ThetaGPU Machine Overview
ThetaGPU is an extension of Theta and is comprised of 24 NVIDIA DGX A100 nodes. Each DGX A100 node comprises eight NVIDIA A100 Tensor Core GPUs and two AMD Rome CPUs that provide 22 with 320 GB of GPU memory and two nodes with 640 GB of GPU memory (8320 GB aggregately) of GPU memory for training artificial intelligence (AI) datasets, while also enabling GPU-specific and -enhanced high-performance computing (HPC) applications for modeling and simulation
The DGX A100’s integration into Theta is achieved via the ALCF’s Cobalt HPC scheduler and shared access to a 10-petabyte Lustre filesystem.
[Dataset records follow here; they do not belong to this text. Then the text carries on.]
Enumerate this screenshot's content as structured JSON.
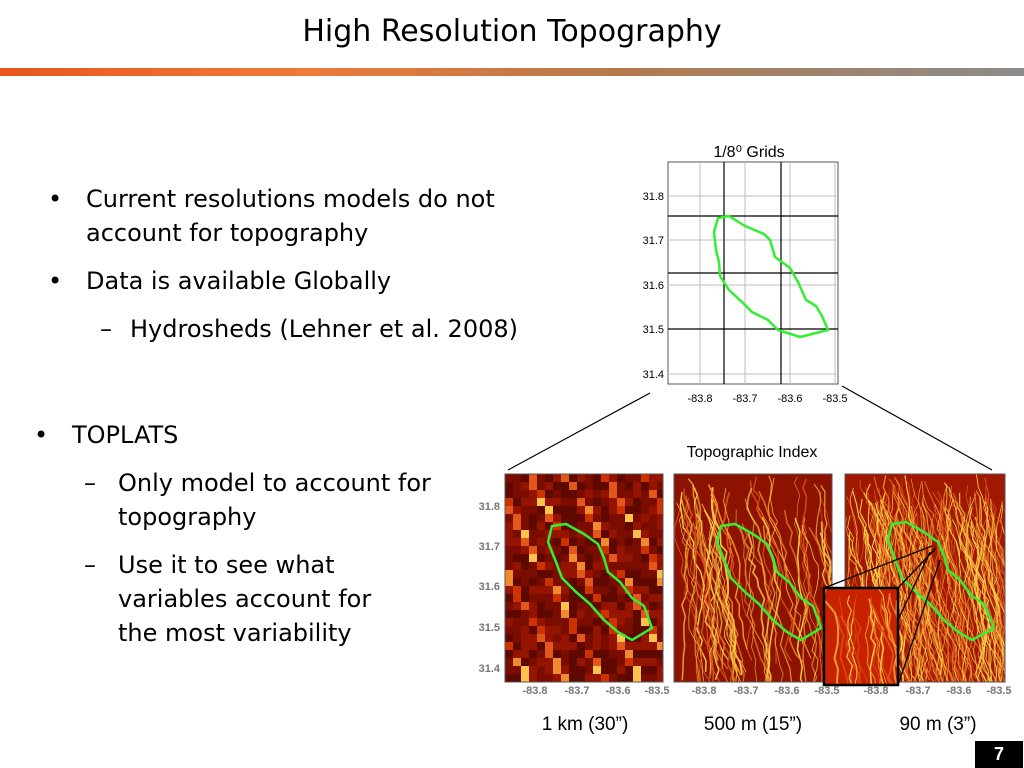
{
  "slide": {
    "title": "High Resolution Topography",
    "page_number": "7"
  },
  "bullets_top": {
    "item1": "Current resolutions models do not account for topography",
    "item2": "Data is available Globally",
    "sub1": "Hydrosheds (Lehner et al. 2008)"
  },
  "bullets_bottom": {
    "item1": "TOPLATS",
    "sub1": "Only model to account for topography",
    "sub2": "Use it to see what variables account for the most variability"
  },
  "grid_figure": {
    "title": "1/8⁰ Grids",
    "y_ticks": [
      "31.8",
      "31.7",
      "31.6",
      "31.5",
      "31.4"
    ],
    "x_ticks": [
      "-83.8",
      "-83.7",
      "-83.6",
      "-83.5"
    ]
  },
  "topo_figure": {
    "title": "Topographic Index",
    "y_ticks": [
      "31.8",
      "31.7",
      "31.6",
      "31.5",
      "31.4"
    ],
    "x_ticks": [
      "-83.8",
      "-83.7",
      "-83.6",
      "-83.5"
    ],
    "panel_labels": [
      "1 km (30”)",
      "500 m (15”)",
      "90 m (3”)"
    ]
  },
  "colors": {
    "accent_orange": "#e8561c",
    "watershed_outline": "#33ee33",
    "topo_dark": "#7a0c00",
    "topo_bright": "#ffd24a"
  }
}
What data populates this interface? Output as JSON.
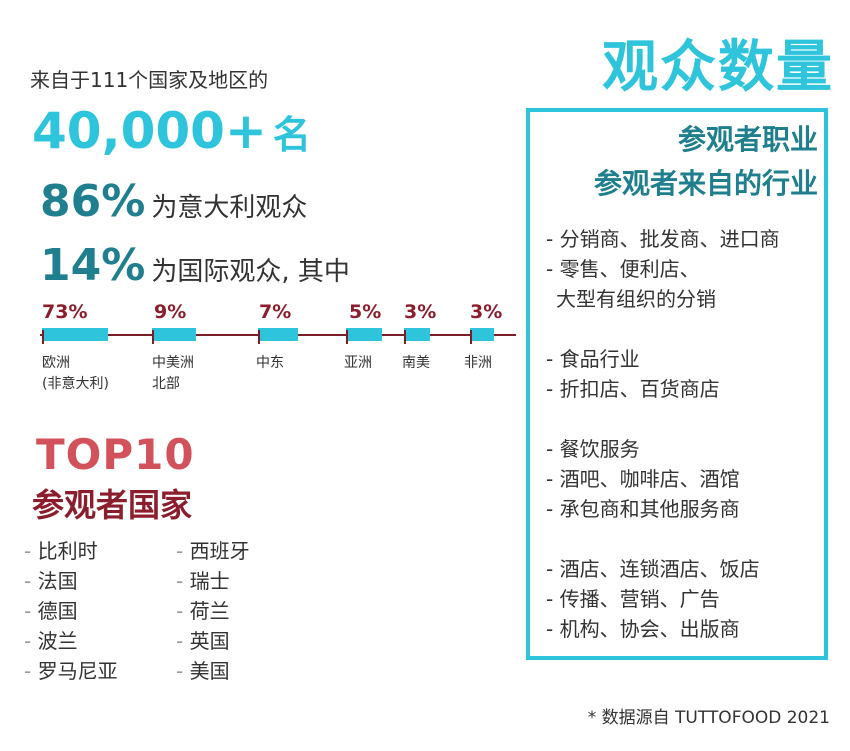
{
  "page": {
    "title": "观众数量",
    "intro": "来自于111个国家及地区的",
    "total": {
      "number": "40,000+",
      "unit": "名"
    },
    "italy": {
      "percent": "86%",
      "text": "为意大利观众"
    },
    "international": {
      "percent": "14%",
      "text": "为国际观众, 其中"
    }
  },
  "regions": [
    {
      "pct": "73%",
      "label_line1": "欧洲",
      "label_line2": "(非意大利)"
    },
    {
      "pct": "9%",
      "label_line1": "中美洲",
      "label_line2": "北部"
    },
    {
      "pct": "7%",
      "label_line1": "中东",
      "label_line2": ""
    },
    {
      "pct": "5%",
      "label_line1": "亚洲",
      "label_line2": ""
    },
    {
      "pct": "3%",
      "label_line1": "南美",
      "label_line2": ""
    },
    {
      "pct": "3%",
      "label_line1": "非洲",
      "label_line2": ""
    }
  ],
  "top10": {
    "title": "TOP10",
    "subtitle": "参观者国家",
    "dash": "-",
    "col1": [
      "比利时",
      "法国",
      "德国",
      "波兰",
      "罗马尼亚"
    ],
    "col2": [
      "西班牙",
      "瑞士",
      "荷兰",
      "英国",
      "美国"
    ]
  },
  "industry": {
    "heading_line1": "参观者职业",
    "heading_line2": "参观者来自的行业",
    "groups": [
      [
        "- 分销商、批发商、进口商",
        "- 零售、便利店、",
        "  大型有组织的分销"
      ],
      [
        "- 食品行业",
        "- 折扣店、百货商店"
      ],
      [
        "- 餐饮服务",
        "- 酒吧、咖啡店、酒馆",
        "- 承包商和其他服务商"
      ],
      [
        "- 酒店、连锁酒店、饭店",
        "- 传播、营销、广告",
        "- 机构、协会、出版商"
      ]
    ]
  },
  "source": "* 数据源自 TUTTOFOOD 2021",
  "colors": {
    "accent": "#2ec4dc",
    "teal_dark": "#1f7f8e",
    "red": "#d2525c",
    "maroon": "#8b1d2c"
  }
}
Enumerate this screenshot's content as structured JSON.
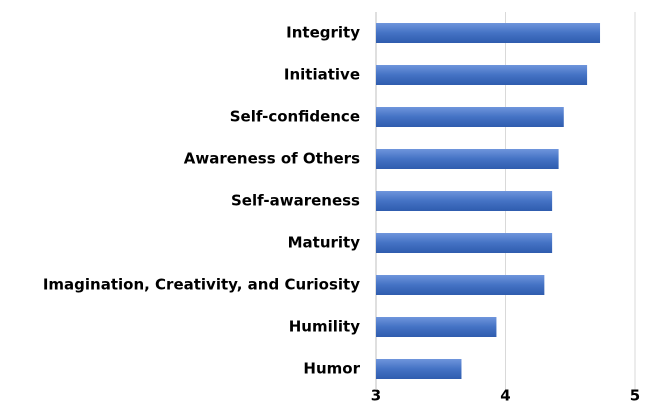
{
  "chart_data": {
    "type": "bar",
    "orientation": "horizontal",
    "categories": [
      "Integrity",
      "Initiative",
      "Self-confidence",
      "Awareness of Others",
      "Self-awareness",
      "Maturity",
      "Imagination, Creativity, and Curiosity",
      "Humility",
      "Humor"
    ],
    "values": [
      4.73,
      4.63,
      4.45,
      4.41,
      4.36,
      4.36,
      4.3,
      3.93,
      3.66
    ],
    "color": "#4472c4",
    "xlim": [
      3,
      5
    ],
    "xticks": [
      3,
      4,
      5
    ],
    "grid": true
  }
}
Fixed ALCF user accounts ensure a smooth onboarding process for the expanded system.
A 15-terabyte solid-state drive offers up to 25 gigabits per second in bandwidth. The dedicated compute fabric comprises 20 Mellanox QM9700 HDR200 40-port switches wired in a fat-tree topology. ThetaGPU cannot utilize the Aries interconnect.
Table 1 summarizes the capabilities of a ThetaGPU compute node.
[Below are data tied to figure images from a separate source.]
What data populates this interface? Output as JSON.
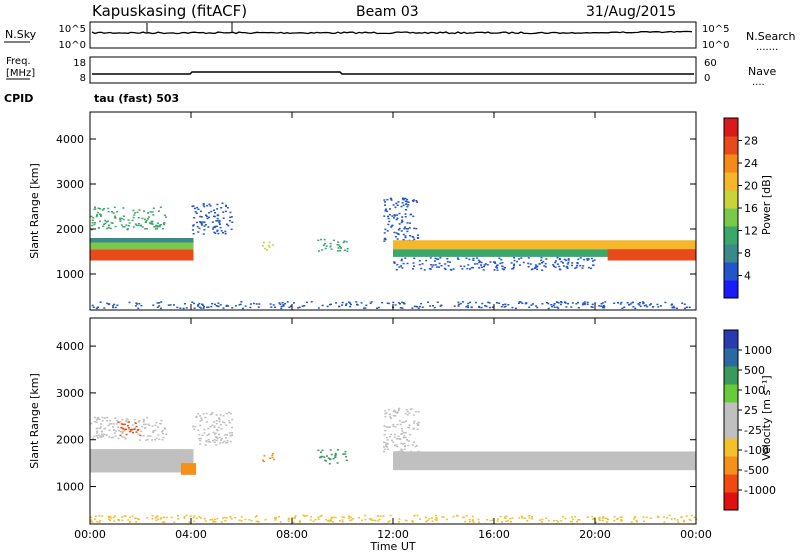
{
  "header": {
    "station": "Kapuskasing (fitACF)",
    "beam": "Beam 03",
    "date": "31/Aug/2015"
  },
  "noise_panel": {
    "left_label": "N.Sky",
    "right_label": "N.Search",
    "left_ticks": [
      "10^5",
      "10^0"
    ],
    "right_ticks": [
      "10^5",
      "10^0"
    ],
    "right_legend_style": "......."
  },
  "freq_panel": {
    "left_label_1": "Freq.",
    "left_label_2": "[MHz]",
    "right_label": "Nave",
    "left_ticks": [
      "18",
      "8"
    ],
    "right_ticks": [
      "60",
      "0"
    ],
    "right_legend_style": "....",
    "cpid_label": "CPID",
    "cpid_value": "tau (fast) 503"
  },
  "chart_data": [
    {
      "type": "heatmap",
      "name": "power-panel",
      "ylabel": "Slant Range [km]",
      "ylim": [
        200,
        4600
      ],
      "yticks": [
        "4000",
        "3000",
        "2000",
        "1000"
      ],
      "xlim": [
        "00:00",
        "24:00"
      ],
      "colorbar": {
        "label": "Power [dB]",
        "ticks": [
          "28",
          "24",
          "20",
          "16",
          "12",
          "8",
          "4"
        ],
        "colors": [
          "#1a1aff",
          "#2255cc",
          "#3a8a8a",
          "#3aa86a",
          "#79c94a",
          "#c8d43a",
          "#f5b62a",
          "#f58a1a",
          "#e84a1a",
          "#d91a1a"
        ]
      },
      "bands": [
        {
          "t0": 0.0,
          "t1": 4.1,
          "r0": 1300,
          "r1": 1550,
          "color": "#e84a1a"
        },
        {
          "t0": 0.0,
          "t1": 4.1,
          "r0": 1550,
          "r1": 1700,
          "color": "#79c94a"
        },
        {
          "t0": 0.0,
          "t1": 4.1,
          "r0": 1700,
          "r1": 1800,
          "color": "#3a8a8a"
        },
        {
          "t0": 0.0,
          "t1": 3.0,
          "r0": 2000,
          "r1": 2500,
          "color": "#3aa86a",
          "sparse": true
        },
        {
          "t0": 4.0,
          "t1": 5.6,
          "r0": 1900,
          "r1": 2600,
          "color": "#2255cc",
          "sparse": true
        },
        {
          "t0": 6.8,
          "t1": 7.3,
          "r0": 1550,
          "r1": 1750,
          "color": "#c8d43a",
          "sparse": true
        },
        {
          "t0": 9.0,
          "t1": 10.2,
          "r0": 1500,
          "r1": 1800,
          "color": "#3aa86a",
          "sparse": true
        },
        {
          "t0": 11.6,
          "t1": 13.0,
          "r0": 1700,
          "r1": 2700,
          "color": "#2255cc",
          "sparse": true
        },
        {
          "t0": 12.0,
          "t1": 24.0,
          "r0": 1550,
          "r1": 1750,
          "color": "#f5b62a"
        },
        {
          "t0": 12.0,
          "t1": 24.0,
          "r0": 1380,
          "r1": 1550,
          "color": "#3aa86a"
        },
        {
          "t0": 12.0,
          "t1": 20.0,
          "r0": 1100,
          "r1": 1380,
          "color": "#2255cc",
          "sparse": true
        },
        {
          "t0": 20.5,
          "t1": 24.0,
          "r0": 1300,
          "r1": 1550,
          "color": "#e84a1a"
        },
        {
          "t0": 0.0,
          "t1": 24.0,
          "r0": 250,
          "r1": 400,
          "color": "#2255cc",
          "sparse": true
        }
      ]
    },
    {
      "type": "heatmap",
      "name": "velocity-panel",
      "ylabel": "Slant Range [km]",
      "ylim": [
        200,
        4600
      ],
      "yticks": [
        "4000",
        "3000",
        "2000",
        "1000"
      ],
      "xlim": [
        "00:00",
        "24:00"
      ],
      "xticks": [
        "00:00",
        "04:00",
        "08:00",
        "12:00",
        "16:00",
        "20:00",
        "00:00"
      ],
      "xlabel": "Time UT",
      "colorbar": {
        "label": "Velocity [m s⁻¹]",
        "ticks": [
          "1000",
          "500",
          "100",
          "25",
          "-25",
          "-100",
          "-500",
          "-1000"
        ],
        "colors": [
          "#e01010",
          "#f04a10",
          "#f5901a",
          "#f5c02a",
          "#c0c0c0",
          "#c0c0c0",
          "#6acb3a",
          "#3a9a5a",
          "#2a6aa0",
          "#2a3ab0"
        ]
      },
      "bands": [
        {
          "t0": 0.0,
          "t1": 4.1,
          "r0": 1300,
          "r1": 1800,
          "color": "#c0c0c0"
        },
        {
          "t0": 0.0,
          "t1": 3.0,
          "r0": 2000,
          "r1": 2500,
          "color": "#c0c0c0",
          "sparse": true
        },
        {
          "t0": 1.0,
          "t1": 2.0,
          "r0": 2100,
          "r1": 2400,
          "color": "#f04a10",
          "sparse": true
        },
        {
          "t0": 3.6,
          "t1": 4.2,
          "r0": 1250,
          "r1": 1500,
          "color": "#f5901a"
        },
        {
          "t0": 4.0,
          "t1": 5.6,
          "r0": 1900,
          "r1": 2600,
          "color": "#c0c0c0",
          "sparse": true
        },
        {
          "t0": 6.8,
          "t1": 7.3,
          "r0": 1550,
          "r1": 1750,
          "color": "#f5901a",
          "sparse": true
        },
        {
          "t0": 9.0,
          "t1": 10.2,
          "r0": 1500,
          "r1": 1800,
          "color": "#3a9a5a",
          "sparse": true
        },
        {
          "t0": 11.6,
          "t1": 13.0,
          "r0": 1700,
          "r1": 2700,
          "color": "#c0c0c0",
          "sparse": true
        },
        {
          "t0": 12.0,
          "t1": 24.0,
          "r0": 1350,
          "r1": 1750,
          "color": "#c0c0c0"
        },
        {
          "t0": 0.0,
          "t1": 24.0,
          "r0": 250,
          "r1": 400,
          "color": "#f5c02a",
          "sparse": true
        }
      ]
    }
  ]
}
|AMD Rome 64-core CPU||2||48|
|DDR4 Memory||1 TB on 320 GB & 2 TB on 640 GB||26 TB|
|NVIDIA A100 GPU||8||192|
|GPU Memory||22 nodes w/ 320 GB & 2 nodes w/ 640 GB||8,320 GB|
|HDR200 Compute Ports||8||192|
|HDR200 Storage Ports||2||48|
|3.84 TB Gen4 NVME drives||4||96|
ThetaGPU Login Nodes
The Theta login nodes (see above) will be the intended method to access ThetaGPU. At first, Cobalt jobs cannot be submitted from the Theta login nodes to run on the GPU nodes; until that is supported, users will need to login in to the ThetaGPU service nodes (thetagpusn1 or thetagpusn2) from the Theta login nodes, and from there Cobalt jobs can be submitted to run on the GPU nodes.